Christopher M. Kuipers, University of California, Irvine
As a basic literary concept, "canon" is typically taken to be entirely relative to a given culture--an always ultimately arbitrary conglomeration of texts and other putative "monuments" of what that culture might prefer to have sent as its calling card to the future. However, the fact that lists of accepted authors and works have been gathered in so many different times and places suggests that it is the content, rather than the concept, of the canon that has been subject to variation. Based in part on my forthcoming article in College Literature (spring 2003), this paper explores how the process of canonization, and particularly the embodiment of the process in the literary form of anthologies, can be regarded as a literary universal.A literary universal, as Patrick Colm Hogan posits it, is a factor that can generatively combine with other literary universals to produce the local differences that we mark as the distinguishing features of various national and historical literatures. I would argue that the vastly divergent "canons" seen throughout history and among nations are the products of two universal cognitive forces of literary collection--one which I call "anthology" and the other "corpus." Inspired by the topological fields of force of the social psychologist Kurt Lewin, I intend these two designations not only to suggest their often imperfect physical embodiments of literary anthologies and literary corpuses, but also to imply two interrelated cognitive styles: the anthological desire to "select out," and the corpuscular desire to "gather all." I will focus in particular on the dynamics of the latter force of anthologization, illustrated by three cases from different periods and nations: the Greek Anthology; the Japanese imperial anthology The Kokinshu; and The Classic Hundred, a contemporary statistical collection of the most often anthologized English poems.
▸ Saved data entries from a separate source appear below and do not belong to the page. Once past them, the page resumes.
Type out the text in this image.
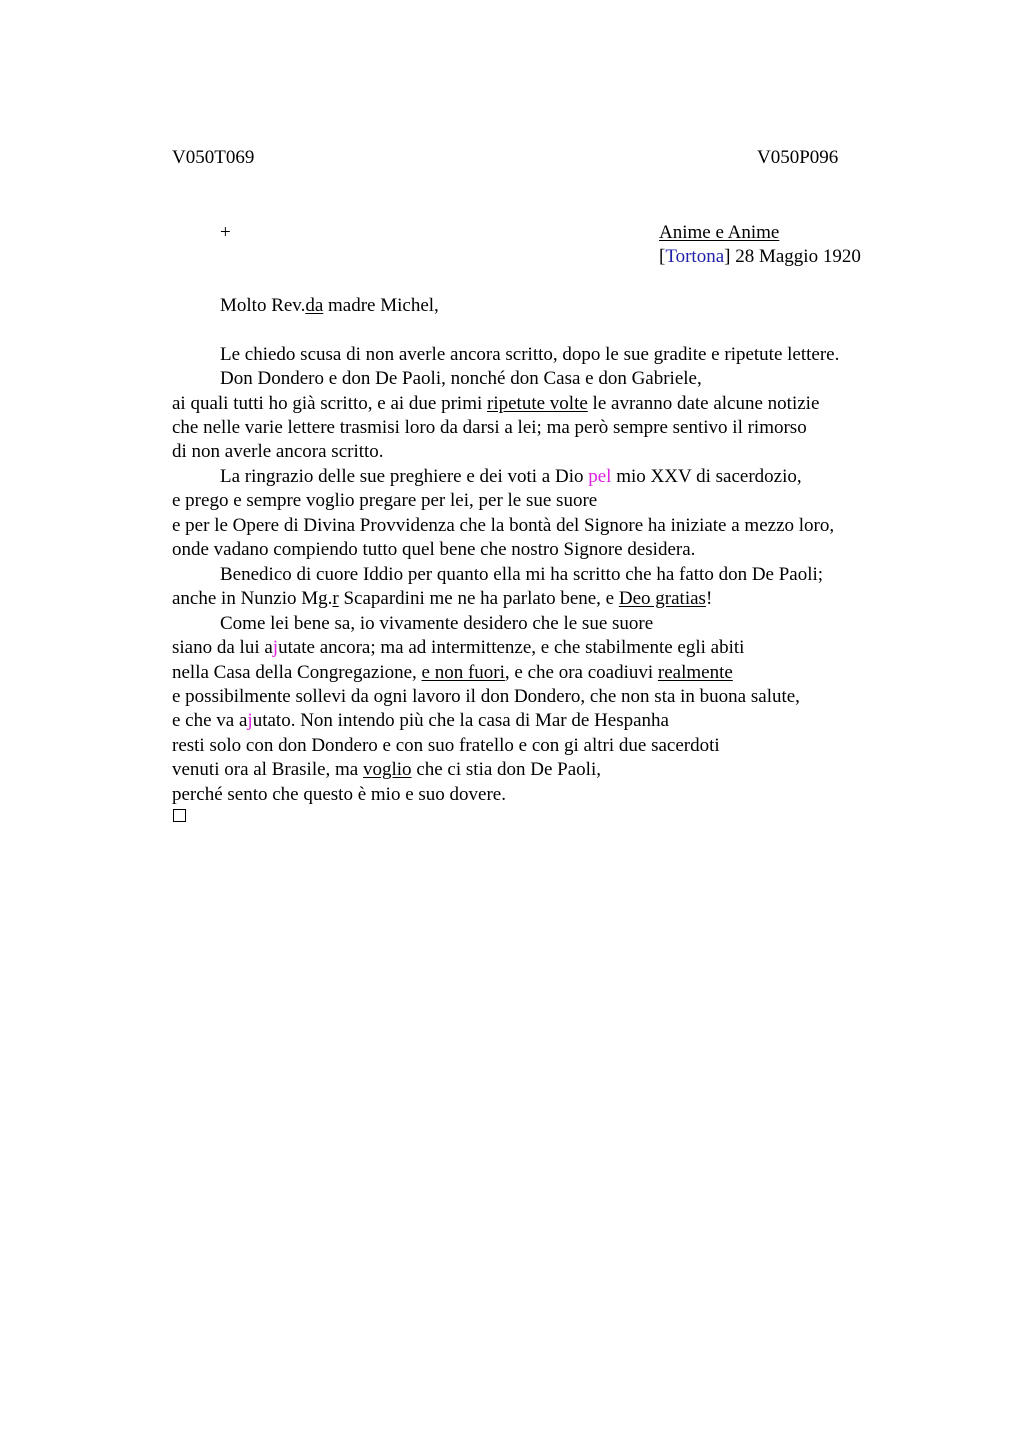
V050T069	V050P096
+	Anime e Anime
[Tortona] 28 Maggio 1920
Molto Rev.da madre Michel,
Le chiedo scusa di non averle ancora scritto, dopo le sue gradite e ripetute lettere.
Don Dondero e don De Paoli, nonché don Casa e don Gabriele,
ai quali tutti ho già scritto, e ai due primi ripetute volte le avranno date alcune notizie
che nelle varie lettere trasmisi loro da darsi a lei; ma però sempre sentivo il rimorso
di non averle ancora scritto.
La ringrazio delle sue preghiere e dei voti a Dio pel mio XXV di sacerdozio,
e prego e sempre voglio pregare per lei, per le sue suore
e per le Opere di Divina Provvidenza che la bontà del Signore ha iniziate a mezzo loro,
onde vadano compiendo tutto quel bene che nostro Signore desidera.
Benedico di cuore Iddio per quanto ella mi ha scritto che ha fatto don De Paoli;
anche in Nunzio Mg.r Scapardini me ne ha parlato bene, e Deo gratias!
Come lei bene sa, io vivamente desidero che le sue suore
siano da lui ajutate ancora; ma ad intermittenze, e che stabilmente egli abiti
nella Casa della Congregazione, e non fuori, e che ora coadiuvi realmente
e possibilmente sollevi da ogni lavoro il don Dondero, che non sta in buona salute,
e che va ajutato. Non intendo più che la casa di Mar de Hespanha
resti solo con don Dondero e con suo fratello e con gi altri due sacerdoti
venuti ora al Brasile, ma voglio che ci stia don De Paoli,
perché sento che questo è mio e suo dovere.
The upshot is a connection between, on the one hand, Robert Alter's recent argument for a reconception of the canon as creative rather than repressive, and, on the other, Lakoff and Johnson's cognitive theory of conceptual embodiment. The dynamical consistency of "canon" conceived in this way also helps to explain a number of recent changes in popular college literature anthologies. More generally, there also seems to be a need for universal concepts in literature, like the concept of "canon" I propose, that are conceived as much more generatively dynamic than as generically static. [C.K.]